Nicht immer ist die Polizei eine Hilfe, wenn Journalisten über Proteste und Kundgebungen berichten. Am 1. Juni behinderten Polizisten bei einer Demonstration in Frankfurt die Arbeit von Reportern und hinderten einzelne von ihnen am Zutritt zu einem Polizeikessel um eine Gruppe von Demonstranten. Mehrere Reporter mussten im Krankenhaus behandelt werden, Mikrofone und Kameras wurden beschädigt. Nach einem Neonazi-Aufmarsch im schwäbischen Göppingen im Oktober kritisierten Journalistenverbände, Berichterstatter hätten nur in Begleitung von Polizeivertretern passieren dürfen und seien teils länger daran gehindert worden, einen Polizeikessel zu verlassen.

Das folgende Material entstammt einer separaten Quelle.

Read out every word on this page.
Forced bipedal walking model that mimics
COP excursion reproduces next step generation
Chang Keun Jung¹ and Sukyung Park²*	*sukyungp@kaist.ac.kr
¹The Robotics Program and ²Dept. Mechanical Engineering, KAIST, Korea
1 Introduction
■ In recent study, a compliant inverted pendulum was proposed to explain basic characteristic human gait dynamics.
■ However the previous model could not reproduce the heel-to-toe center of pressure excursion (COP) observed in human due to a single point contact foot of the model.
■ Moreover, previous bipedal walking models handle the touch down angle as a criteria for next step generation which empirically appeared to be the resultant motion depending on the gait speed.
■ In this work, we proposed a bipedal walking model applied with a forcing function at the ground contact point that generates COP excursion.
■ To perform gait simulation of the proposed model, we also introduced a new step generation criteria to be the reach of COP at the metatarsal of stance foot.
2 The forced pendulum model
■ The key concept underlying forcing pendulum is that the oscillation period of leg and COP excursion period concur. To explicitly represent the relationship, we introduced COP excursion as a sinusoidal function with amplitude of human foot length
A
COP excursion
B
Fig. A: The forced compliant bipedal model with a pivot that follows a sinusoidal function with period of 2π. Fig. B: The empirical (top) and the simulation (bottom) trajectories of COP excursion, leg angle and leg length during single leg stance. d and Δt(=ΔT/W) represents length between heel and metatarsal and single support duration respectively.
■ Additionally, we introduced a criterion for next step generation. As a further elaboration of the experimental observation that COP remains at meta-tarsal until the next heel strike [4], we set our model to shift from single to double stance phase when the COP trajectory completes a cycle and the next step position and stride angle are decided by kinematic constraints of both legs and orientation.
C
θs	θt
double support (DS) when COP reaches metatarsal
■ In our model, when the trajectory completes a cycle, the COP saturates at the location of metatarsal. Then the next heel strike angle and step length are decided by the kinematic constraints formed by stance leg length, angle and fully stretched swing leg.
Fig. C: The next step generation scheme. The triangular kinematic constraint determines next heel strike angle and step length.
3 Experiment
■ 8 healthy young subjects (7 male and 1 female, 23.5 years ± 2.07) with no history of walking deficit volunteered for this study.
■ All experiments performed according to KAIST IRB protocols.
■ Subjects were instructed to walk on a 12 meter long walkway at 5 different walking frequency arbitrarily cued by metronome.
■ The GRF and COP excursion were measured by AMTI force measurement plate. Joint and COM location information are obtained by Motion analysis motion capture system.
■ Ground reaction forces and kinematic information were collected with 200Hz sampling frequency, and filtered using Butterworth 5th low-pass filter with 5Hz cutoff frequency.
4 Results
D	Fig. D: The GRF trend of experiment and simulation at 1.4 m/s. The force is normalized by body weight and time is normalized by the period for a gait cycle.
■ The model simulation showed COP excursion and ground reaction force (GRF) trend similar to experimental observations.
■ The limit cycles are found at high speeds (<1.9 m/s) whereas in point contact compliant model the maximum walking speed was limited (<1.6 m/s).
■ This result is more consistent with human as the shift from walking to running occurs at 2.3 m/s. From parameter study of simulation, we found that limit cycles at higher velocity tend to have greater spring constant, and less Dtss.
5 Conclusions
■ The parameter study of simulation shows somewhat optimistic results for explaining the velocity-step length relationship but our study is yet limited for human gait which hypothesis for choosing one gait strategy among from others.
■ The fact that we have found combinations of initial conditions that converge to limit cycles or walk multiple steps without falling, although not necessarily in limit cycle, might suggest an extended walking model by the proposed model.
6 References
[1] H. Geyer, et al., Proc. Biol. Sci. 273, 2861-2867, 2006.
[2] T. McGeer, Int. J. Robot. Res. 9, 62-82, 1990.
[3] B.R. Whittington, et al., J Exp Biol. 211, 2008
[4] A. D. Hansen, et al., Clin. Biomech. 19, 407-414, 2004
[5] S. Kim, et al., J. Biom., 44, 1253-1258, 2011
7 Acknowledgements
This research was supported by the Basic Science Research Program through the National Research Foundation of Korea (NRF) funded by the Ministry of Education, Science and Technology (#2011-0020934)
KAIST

Im Februar erhielt ein Bielefelder Reporter des Westfalen-Blatts per YouTube und in einem Internetforum Morddrohungen, nachdem er über den Prozess gegen ein jesidisches Familienoberhaupt wegen Beihilfe zum Mord berichtet und das Urteil kommentiert hatte.

Eine Frankfurter Reporterin der Wirtschaftswoche wurde wochenlang von Unbekannte verfolgt und beschattet, nachdem sie die Ende Januar eine Titelgeschichte über dubiose Geschäfte einer Immobiliengruppe veröffentlicht hatte. Nachdem Unbekannte ihr selbst an ihrer Wohnung nachstellten, musste ihre Redaktion wochenlang Personenschützer für sie engagieren. Zweimal wurde das Auto der Journalistin zerkratzt.